Quanto hanno riferito è stato uno degli indizi che hanno consentito ai carabinieri di arrivare a Sangare.
«Ora - hanno aggiunto i due ragazzi dopo aver appreso del fermo del 31enne - ci sentiamo orgogliosi per essere stati utili all'identificazione dell'assassino».
Ancora: «Noi - hanno aggiunto - abbiamo avuto la cittadinanza italiana da ragazzini, a quindici anni. Vogliamo far riflettere che se il killer è di origini straniere, lo siamo anche noi. Forse senza la nostra testimonianza sarebbe libero. Pensiamo di aver fatto il nostro dovere».

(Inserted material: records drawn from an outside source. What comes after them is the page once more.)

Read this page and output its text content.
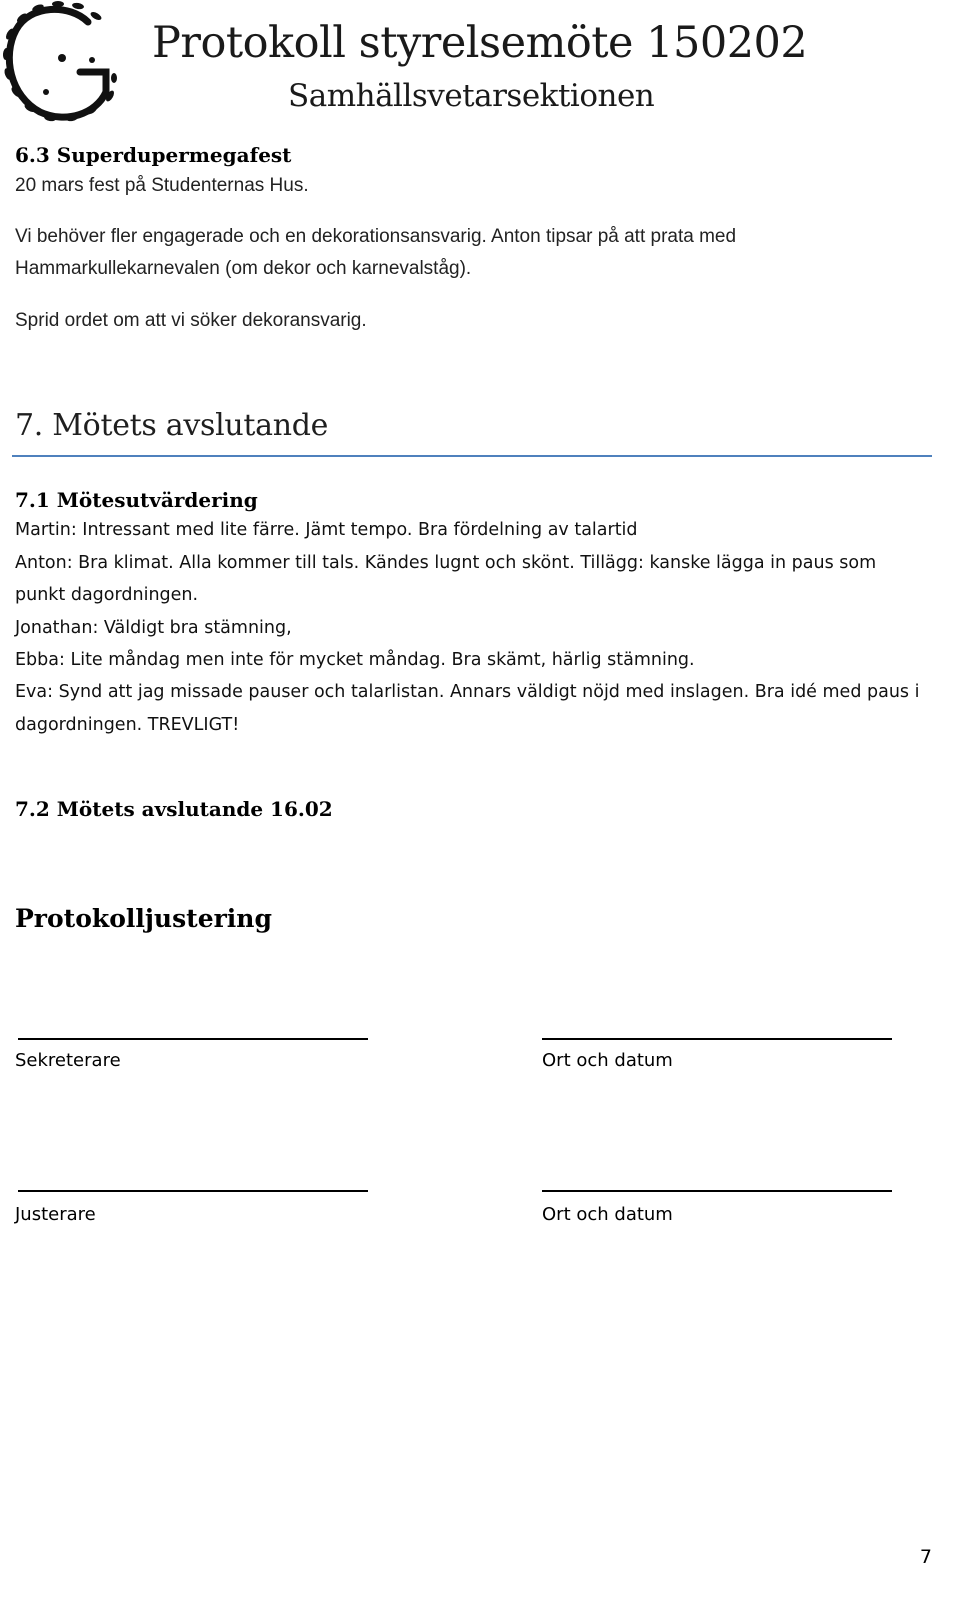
Protokoll styrelsemöte 150202
Samhällsvetarsektionen
6.3 Superdupermegafest
20 mars fest på Studenternas Hus.
Vi behöver fler engagerade och en dekorationsansvarig. Anton tipsar på att prata med
Hammarkullekarnevalen (om dekor och karnevalståg).
Sprid ordet om att vi söker dekoransvarig.
7. Mötets avslutande
7.1 Mötesutvärdering
Martin: Intressant med lite färre. Jämt tempo. Bra fördelning av talartid
Anton: Bra klimat. Alla kommer till tals. Kändes lugnt och skönt. Tillägg: kanske lägga in paus som
punkt dagordningen.
Jonathan: Väldigt bra stämning,
Ebba: Lite måndag men inte för mycket måndag. Bra skämt, härlig stämning.
Eva: Synd att jag missade pauser och talarlistan. Annars väldigt nöjd med inslagen. Bra idé med paus i
dagordningen. TREVLIGT!
7.2 Mötets avslutande 16.02
Protokolljustering
Sekreterare	Ort och datum
Justerare	Ort och datum
7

Ai due adesso resta solo un rimpianto, dato che quella notte non si trovavano vicino al luogo dell'aggressione: «Non abbiamo potuto fare qualcosa per Sharon. Se fossimo stati più vicini forse avremmo potuto salvarla. Magari l'assassino ha visto una preda facile, come quei due ragazzini che voleva aggredire. Quando ha incrociato noi, invece, ci ha solo guardato male ed è andato avanti».